We'll now fit OneClassSVM to our Gaussian blobs dataset. We'll then use the trained model to make predictions about samples to let us know whether the sample is an outlier or not.

In [10]:
from sklearn.svm import OneClassSVM

nu = 0.05  # theory says it should be an upper bound of the fraction of outliers
ocsvm = OneClassSVM(kernel='rbf', gamma=0.05, nu=nu)
ocsvm.fit(X)
Out[10]:
OneClassSVM(cache_size=200, coef0=0.0, degree=3, gamma=0.05, kernel='rbf',
            max_iter=-1, nu=0.05, random_state=None, shrinking=True, tol=0.001,
            verbose=False)

Predict Sample Class (Outlier vs Normal)

OneClassSVM provides predict() method which accepts samples and returns array consisting of values 1 or -1. Here 1 represents a valid sample and -1 represents an outlier.

In [11]:
preds = ocsvm.predict(X)
preds[:10]
Out[11]:
array([ 1, -1,  1,  1,  1,  1, -1,  1,  1,  1])

Dividing Dataset into Valid Samples and Outliers

We'll now filter original data and divide it into two categories.

  • Valid Samples
  • Outliers

We'll also print the size of samples that were considered outliers by model.

In [12]:
X_outliers = X[preds == -1]
X_valid = X[preds != -1]

print("Original Samples : ",X.shape[0])
print("Number of Outliers : ", X_outliers.shape[0])
print("Number of Normal Samples : ", X_valid.shape[0])
Original Samples :  500
Number of Outliers :  26
Number of Normal Samples :  474

Plot Outliers with Valid Samples for Comparison

In [ ]:
plot_outliers_with_valid_samples(X_valid, X_outliers)

Scikit-Learn - Anomaly Detection [Outliers Detection]

Important Attributes and methods of OneClassSVM

Below is a list of important attributes and methods of OneClassSVM which can be used once the model is trained to get meaningful insights.

  • support_ - It returns indices of support vectors.
  • support_vectors_ - It returns actual support vectors of SVM.
  • dual_coef_ - It represents coefficients of support vectors in decision function.
  • coef_ - It returns an array of the same size as that of features in dataset representing weights assigned to each feature.
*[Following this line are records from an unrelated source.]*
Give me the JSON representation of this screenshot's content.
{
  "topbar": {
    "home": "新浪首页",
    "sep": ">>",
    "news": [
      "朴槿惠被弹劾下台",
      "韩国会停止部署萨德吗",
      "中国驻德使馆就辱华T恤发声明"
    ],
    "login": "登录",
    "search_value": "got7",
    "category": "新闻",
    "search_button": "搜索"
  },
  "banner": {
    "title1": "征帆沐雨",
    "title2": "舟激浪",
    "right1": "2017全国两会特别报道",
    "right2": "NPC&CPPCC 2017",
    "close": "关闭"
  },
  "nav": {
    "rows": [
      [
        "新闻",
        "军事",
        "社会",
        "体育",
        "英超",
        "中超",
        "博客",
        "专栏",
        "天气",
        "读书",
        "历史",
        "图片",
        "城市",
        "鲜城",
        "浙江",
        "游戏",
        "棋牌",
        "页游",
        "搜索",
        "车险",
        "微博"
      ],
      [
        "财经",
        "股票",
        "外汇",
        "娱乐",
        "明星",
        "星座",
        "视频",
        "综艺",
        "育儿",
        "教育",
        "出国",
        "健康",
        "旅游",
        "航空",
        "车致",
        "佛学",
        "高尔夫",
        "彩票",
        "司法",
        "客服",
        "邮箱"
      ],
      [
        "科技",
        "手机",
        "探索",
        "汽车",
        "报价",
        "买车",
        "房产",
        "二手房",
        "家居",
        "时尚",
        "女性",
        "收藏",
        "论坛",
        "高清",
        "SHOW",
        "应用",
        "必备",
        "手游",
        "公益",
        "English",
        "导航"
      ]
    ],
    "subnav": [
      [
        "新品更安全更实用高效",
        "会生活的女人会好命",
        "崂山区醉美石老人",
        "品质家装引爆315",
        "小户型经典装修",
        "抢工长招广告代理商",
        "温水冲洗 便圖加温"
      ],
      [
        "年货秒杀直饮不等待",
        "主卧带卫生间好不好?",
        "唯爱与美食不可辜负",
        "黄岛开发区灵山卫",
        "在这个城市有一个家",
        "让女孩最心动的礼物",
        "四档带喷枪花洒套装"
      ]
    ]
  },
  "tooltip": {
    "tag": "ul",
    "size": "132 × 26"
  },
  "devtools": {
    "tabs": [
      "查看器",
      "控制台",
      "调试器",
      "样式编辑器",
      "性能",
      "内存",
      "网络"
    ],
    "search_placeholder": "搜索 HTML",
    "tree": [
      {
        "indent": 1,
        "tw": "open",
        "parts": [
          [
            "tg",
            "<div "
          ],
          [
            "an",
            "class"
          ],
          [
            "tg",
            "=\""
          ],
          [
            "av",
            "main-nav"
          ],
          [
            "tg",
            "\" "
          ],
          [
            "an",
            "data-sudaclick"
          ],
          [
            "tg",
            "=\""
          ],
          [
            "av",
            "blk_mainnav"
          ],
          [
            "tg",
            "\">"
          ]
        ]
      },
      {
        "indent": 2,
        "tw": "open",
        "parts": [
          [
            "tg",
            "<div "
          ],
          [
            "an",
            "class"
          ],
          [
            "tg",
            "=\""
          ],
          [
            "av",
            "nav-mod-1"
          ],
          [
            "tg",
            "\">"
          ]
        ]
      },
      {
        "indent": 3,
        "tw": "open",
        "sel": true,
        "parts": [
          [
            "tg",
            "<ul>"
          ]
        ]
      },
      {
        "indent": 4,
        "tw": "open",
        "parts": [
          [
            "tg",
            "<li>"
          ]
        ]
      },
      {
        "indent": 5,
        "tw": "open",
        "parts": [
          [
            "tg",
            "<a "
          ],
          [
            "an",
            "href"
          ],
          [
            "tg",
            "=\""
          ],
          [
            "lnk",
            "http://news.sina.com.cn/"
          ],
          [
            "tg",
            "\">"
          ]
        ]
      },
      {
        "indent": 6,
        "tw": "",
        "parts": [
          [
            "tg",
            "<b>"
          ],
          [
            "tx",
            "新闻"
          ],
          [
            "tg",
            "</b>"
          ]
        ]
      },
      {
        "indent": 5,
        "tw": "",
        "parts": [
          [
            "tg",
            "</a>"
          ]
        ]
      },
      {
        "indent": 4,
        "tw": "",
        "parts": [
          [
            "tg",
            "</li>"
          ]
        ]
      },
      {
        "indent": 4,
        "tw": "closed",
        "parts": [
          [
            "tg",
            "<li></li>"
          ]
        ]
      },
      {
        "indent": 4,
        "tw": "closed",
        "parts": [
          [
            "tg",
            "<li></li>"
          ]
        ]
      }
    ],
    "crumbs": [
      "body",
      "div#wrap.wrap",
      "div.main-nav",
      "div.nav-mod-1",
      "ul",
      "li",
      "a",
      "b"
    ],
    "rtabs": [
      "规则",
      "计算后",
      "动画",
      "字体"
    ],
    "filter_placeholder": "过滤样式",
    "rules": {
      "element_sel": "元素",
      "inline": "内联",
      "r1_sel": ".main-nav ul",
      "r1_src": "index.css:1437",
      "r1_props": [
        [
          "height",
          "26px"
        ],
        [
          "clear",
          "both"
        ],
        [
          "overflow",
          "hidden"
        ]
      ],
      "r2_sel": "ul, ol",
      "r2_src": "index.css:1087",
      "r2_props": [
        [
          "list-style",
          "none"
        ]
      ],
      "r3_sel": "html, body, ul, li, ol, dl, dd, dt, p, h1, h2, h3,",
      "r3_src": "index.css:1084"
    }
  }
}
It works only when kernel linear is used.
  • intercept_ - It returns single float value representing intercept when using linear kernel.
  • decision_function(X) - It accepts dataset as input and returns signed distance for each sample of data. If the distance is positive then the sample is valid and outlier if negative.
In [14]:
print("Support Indices : ",ocsvm.support_)
Support Indices :  [  1   6  12  44  50  67 107 112 124 149 160 179 186 195 247 260 295 326
 332 358 383 385 400 430 433 437 439 447 448 472 488]
In [15]:
print("Support Vector Sizes : ", ocsvm.support_vectors_.shape)

ocsvm.support_vectors_[:5]
Support Vector Sizes :  (31, 2)
Out[15]:
array([[ 1.94299219,  1.91887482],
       [-4.31954265, -6.97616949],
       [-0.37616425,  7.06219833],
       [-0.36525353,  9.64820515],
       [-8.72050142, -8.15968656]])
In [16]:
print("Dual Coef Size ", ocsvm.dual_coef_.shape)

ocsvm.dual_coef_[0][:5]
Dual Coef Size  (1, 31)
Out[16]:
array([1.        , 1.        , 1.        , 0.03626341, 0.80014562])
In [17]:
ocsvm_X = ocsvm.decision_function(X)

X_outliers = X[ocsvm_X < 0]
X_valid = X[ocsvm_X > 0]

print("Number of Outliers : ", X_outliers.shape[0])
print("Number of Normal Samples : ", X_valid.shape[0])

ocsvm_X[:10]
Number of Outliers :  26
Number of Normal Samples :  474
Out[17]:
array([ 0.62629204, -0.03236494,  0.13240201,  0.20090525,  0.74740779,
        0.75677553, -0.17994187,  0.97979805,  0.79225642,  0.90907803])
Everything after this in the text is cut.